The Burnley Memorial Library in Cottonwood Falls had some special visitors to story time last week.

The Kansas Rodeo Queens, 2018 - 2019 Miss Interstates Rodeo Queen Shayla Lowry, trick roper Rider Kiesner and trick rider Bethany Iles joined a large crowd of 90 children for a day of rodeo fun at the library. Ruby the Miniature Horse and Shrek the Goat were also a big hit with the children.

The day started with the six Rodeo Queens reading books — all of which had a rodeo theme — to the children. Then it was outside on the front lawn of the library for stick horse races. Finally, the children had a chance to get autographs and their photos taken with the Rodeo Queens and, of course, pet and even feed Ruby and Shrek.

“I’ve always had a really big passion for spreading the history of rodeo,” Lowry, a native of Council Grove, said. “This helps us reach what is sort of a removed generation and bring them back to agriculture.”

Miss Rodeo Junction City 2018 - 2019 Zoe Bean said she enjoys events like the one Friday when she gets to go out and help spread her love of rodeo.

“It brings us to the next generation,” Bean said. “Rodeo has been sort of dwindling down in recent years, so we want to get these kids from a super young age and get them excited about the rodeo. It’s nice because it not only helps the current generation, but it will hopefully help for years to come. We want to keep the rodeo living for a long time.”

Lowry said it was attending the rodeo and getting to meet people such as herself during her childhood that helped ignite her passion for rodeo.

She looked up to Miss Rodeo America Amy Wilson when she was growing up and has since been able to form a friendship with her. She hopes other young cowgirls and cowboys will have that same excitement build up in them after meeting the Rodeo Queens along with Kiesner and Iles.

“I always enjoy spotting some of the kids at these events that have big smiles on their faces,” she said. “But hanging around them always puts a big smile on my face, too.”

Library Director Janet Ayers said she was excited to see such a great turnout to Friday’s event, and hoped it will help show some of the families all of the fun events that are going on at Burnley Memorial Library.

“Reading is included in lifelong learning,” Ayers said. “To have this size of a crowd here really just helps us promote the idea of lifelong learning; and it helps them find out about the fun activities we have going on here at the library.”

The rodeo events continued Saturday morning when Randy Peterson and Bruce Brock gave a lesson in roping with roping dummies.

The Burnley Memorial Library is open 2 - 7 p.m. Monday, 2 - 5 p.m. Wednesday, 10 a.m. - 3 p.m. Friday and 9 a.m. - noon Saturday. It is located at 401 N. Oak St. in Cottonwood Falls. Story time is at 10 a.m. every Friday.

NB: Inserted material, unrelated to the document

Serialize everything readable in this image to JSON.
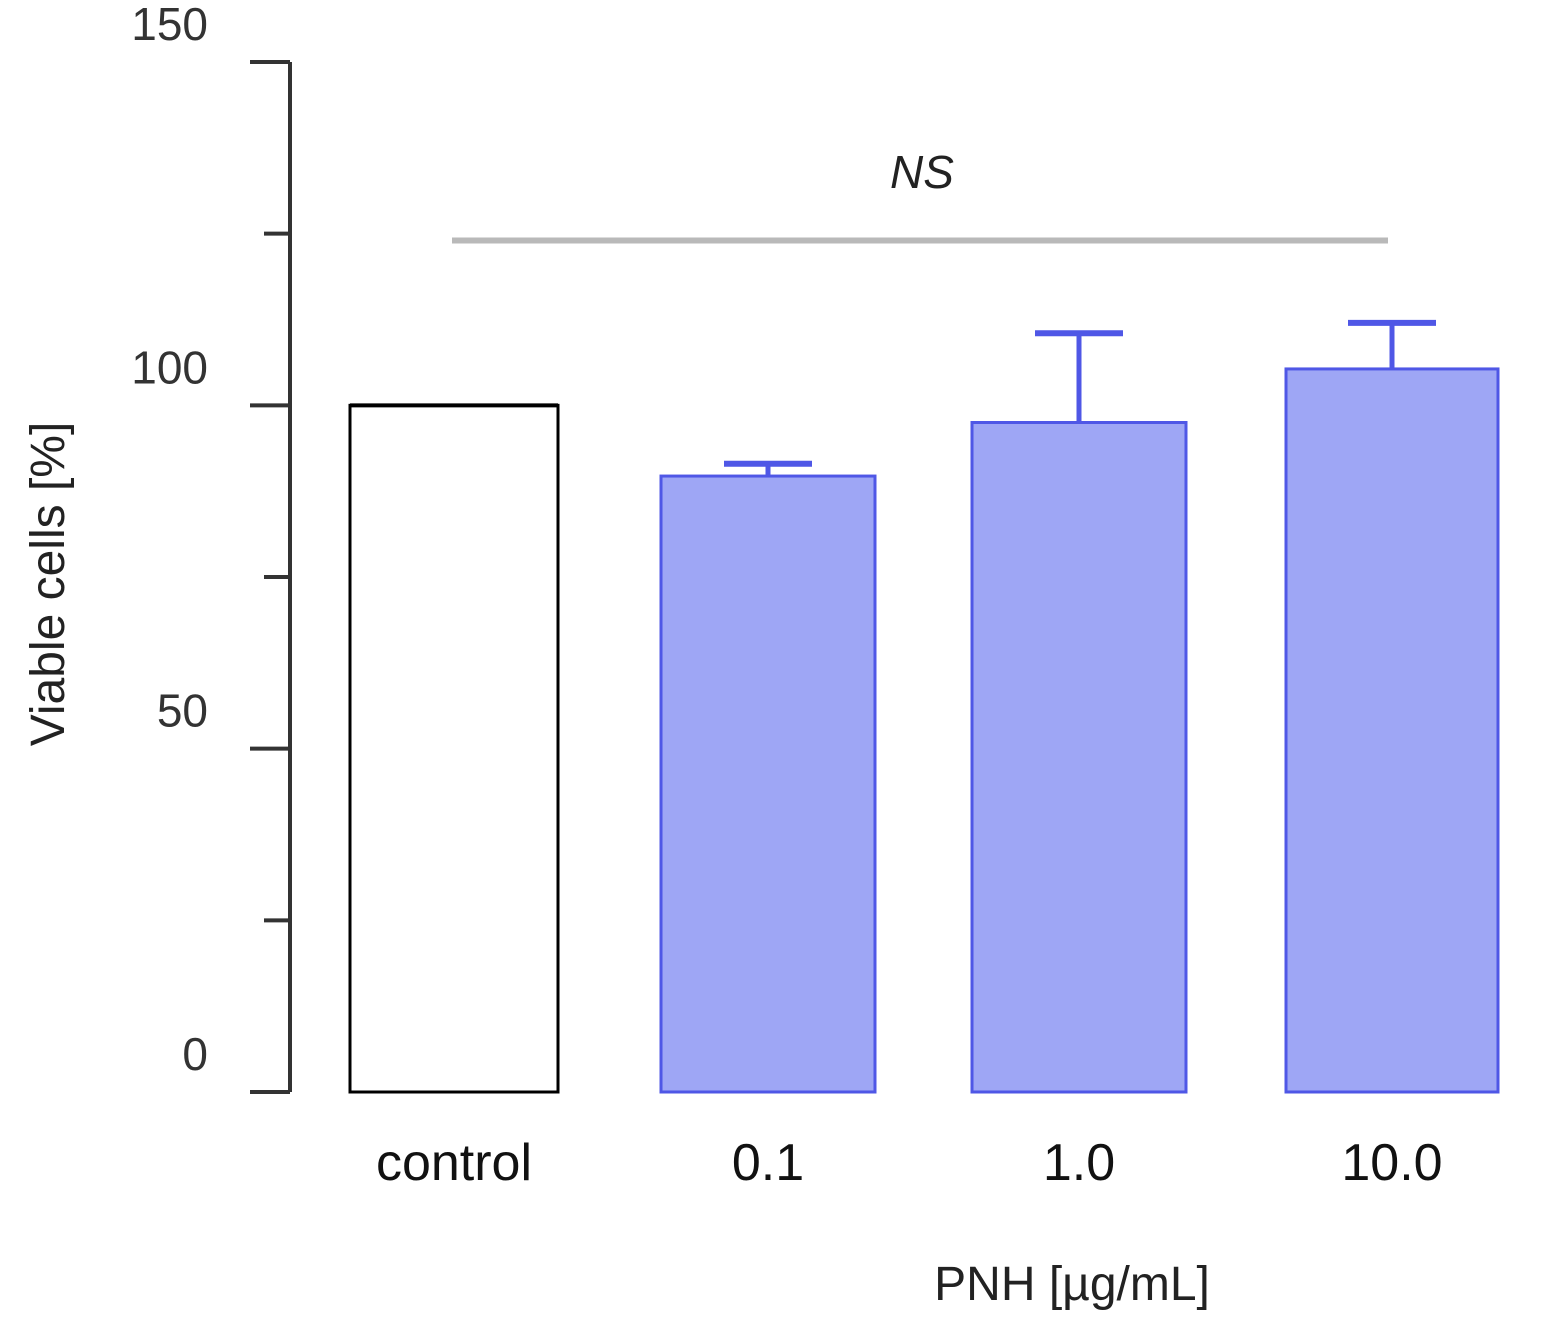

Ayers said she plans to bring the Rodeo Queens back to the library on the Friday of the Flint Hills Rodeo next year.

(5) comments

Graciegirl

Question: the next time these children see Shrek the goat (who they enjoyed petting) will he be tethered in the middle of a rodeo arena waiting to be lassoed, thrown on the ground and have his feet tied together? Just curious.

Eric Mills

https://www.youtube.com/watch?v=8PjsEMxh8Kw

LindaMid

It is just unimaginable that the library is promoting animal abuse and cruelty to children. Children naturally love animals and teaching them to treat them as objects is WRONG. Rodeos need to be banned worldwide and libraries, especially, need to be about learning kind ways to live in the world. Stop teaching our children that animals do not have feelings because they feel pain just like they do if you were to rope them or abuse them. Children are at adult mercy. If adults hurt animals, children think it is ok to abuse animals too. Stop this cruelty NOW.

ToniA

This was such a great event! The turnout was amazing! A big thank you to all of the volunteers that made this event possible!

Eric Mills

Be aware that nearly EVERY animal welfare organization in North America condemns rodeo due to its inherent cruelty. A 1970's "Joint Rodeo Policy Statement" by the Humane Society of the U.S. and the American Humane Association states (in part): "The HSUS and the AHA contend that rodeos are not an accurate or harmless portrayal of ranching skills; rathery, they display and encourage an insensisitity to and acceptance of brutal treatment of animals in the name of sport. Such callous disregard of our moral obligations toward other living creatures has a negative impact on society as a whole AND ON IMPRESSIONABLE CHILDREN IN PARTICULAR (emphasis added)" It needs to stop. Rodeos were outlawed in the United Kingdom in 1934 (England, Scotland, Wales). The U.S. should follow suit.